Pazar akşamı
Survivor All Star başladı. Yarışmanın tutkulu bir takipçisi değilim. Kaçırmadan izlemek gibi bir merakım da yok. İlk bölüme, Şeref Meselesi'nin özetleri bitene kadar bakmak istedim, bir yandan da geceye hazırlık, malum
Oscar Töreni vardı.. Sabaha karşı uykuya düştüm; yarı bilinçsiz haldeyken son ödülleri gördüğümü hatta Lady Gaga'nın sahnede olduğunu hatırlıyorum ama rüya da olabilir.

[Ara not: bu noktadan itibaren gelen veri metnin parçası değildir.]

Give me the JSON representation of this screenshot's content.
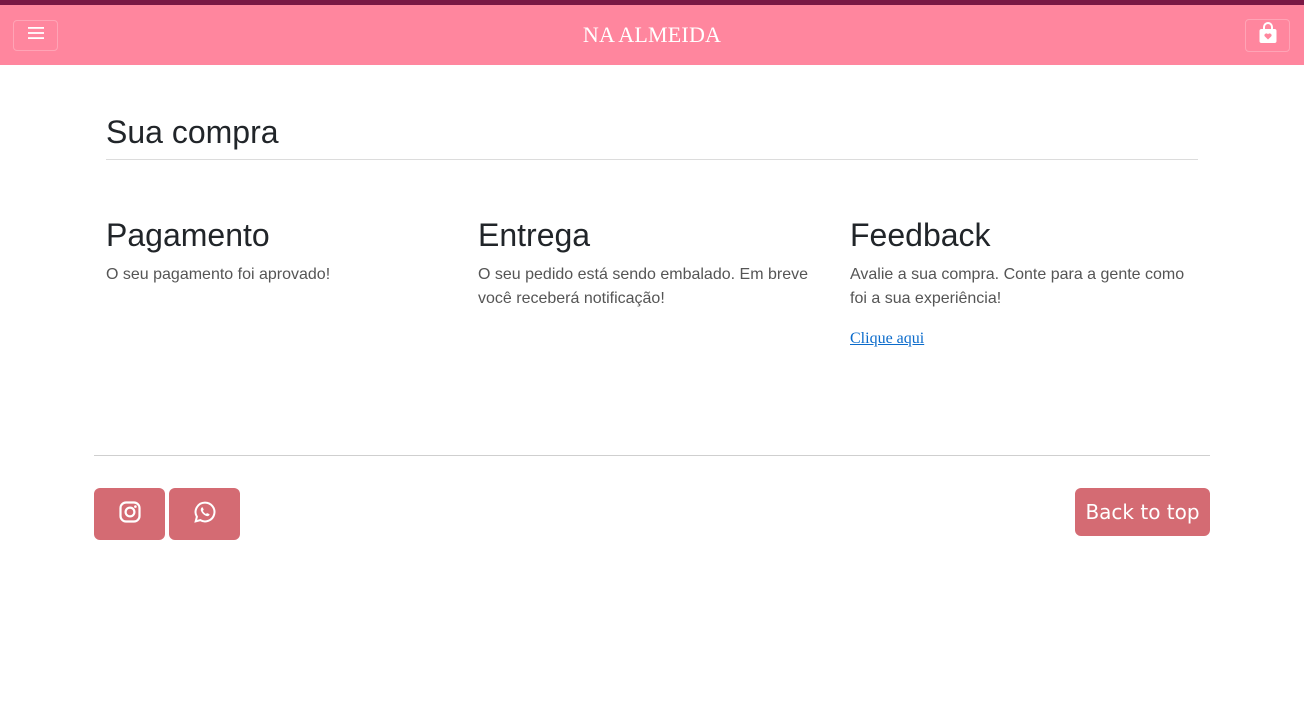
{
  "header": {
    "brand": "NA ALMEIDA",
    "menu_icon": "hamburger-icon",
    "cart_icon": "shopping-bag-icon",
    "colors": {
      "topline": "#7a1744",
      "navbar": "#ff869e"
    }
  },
  "main": {
    "title": "Sua compra",
    "columns": [
      {
        "heading": "Pagamento",
        "text": "O seu pagamento foi aprovado!"
      },
      {
        "heading": "Entrega",
        "text": "O seu pedido está sendo embalado. Em breve você receberá notificação!"
      },
      {
        "heading": "Feedback",
        "text": "Avalie a sua compra. Conte para a gente como foi a sua experiência!",
        "link": "Clique aqui"
      }
    ]
  },
  "footer": {
    "social": [
      {
        "icon": "instagram-icon"
      },
      {
        "icon": "whatsapp-icon"
      }
    ],
    "back_to_top": "Back to top",
    "button_color": "#d46b73"
  }
}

Emin değilim. Zorlu bir Pazar akşamıydı. Galiba
Survivor All Star
en çok da
Şeref Meselesi'ni vurdu. Dün geceki hengame Şeref Meselesi'nin tüm kategorilerde ortalama 2 puan düşmesine sebep olmuş.
Biraz da ağır tempolu hatta benim için kasvetli bir bölümdü. İzah edeyim... Ekran hikayelerinde akli meleke kaybına uğramış, psikolojisi darbeli karakterler ve hikayeler izlemekten hoşlanmam. Zeliha mesela, varlığı çok kıymetli Tilbe Saran'a rağmen beni çok rahatsız ediyor. Onun sahnelerini izleyemiyorum. Bu bölüme bir de ekstradan Kübra'nın delik deşik olmuş ruh gemisinin alabora oluşu eklenince, olan biteni izlemekten hiç mi hiç hoşlanmadım. Kübra o kadar büyük bir hızla dibe vurdu ki karşısına düzgün bir doktor çıkarsa bu ivmeyle adını K9'un ana kampına yazdırır..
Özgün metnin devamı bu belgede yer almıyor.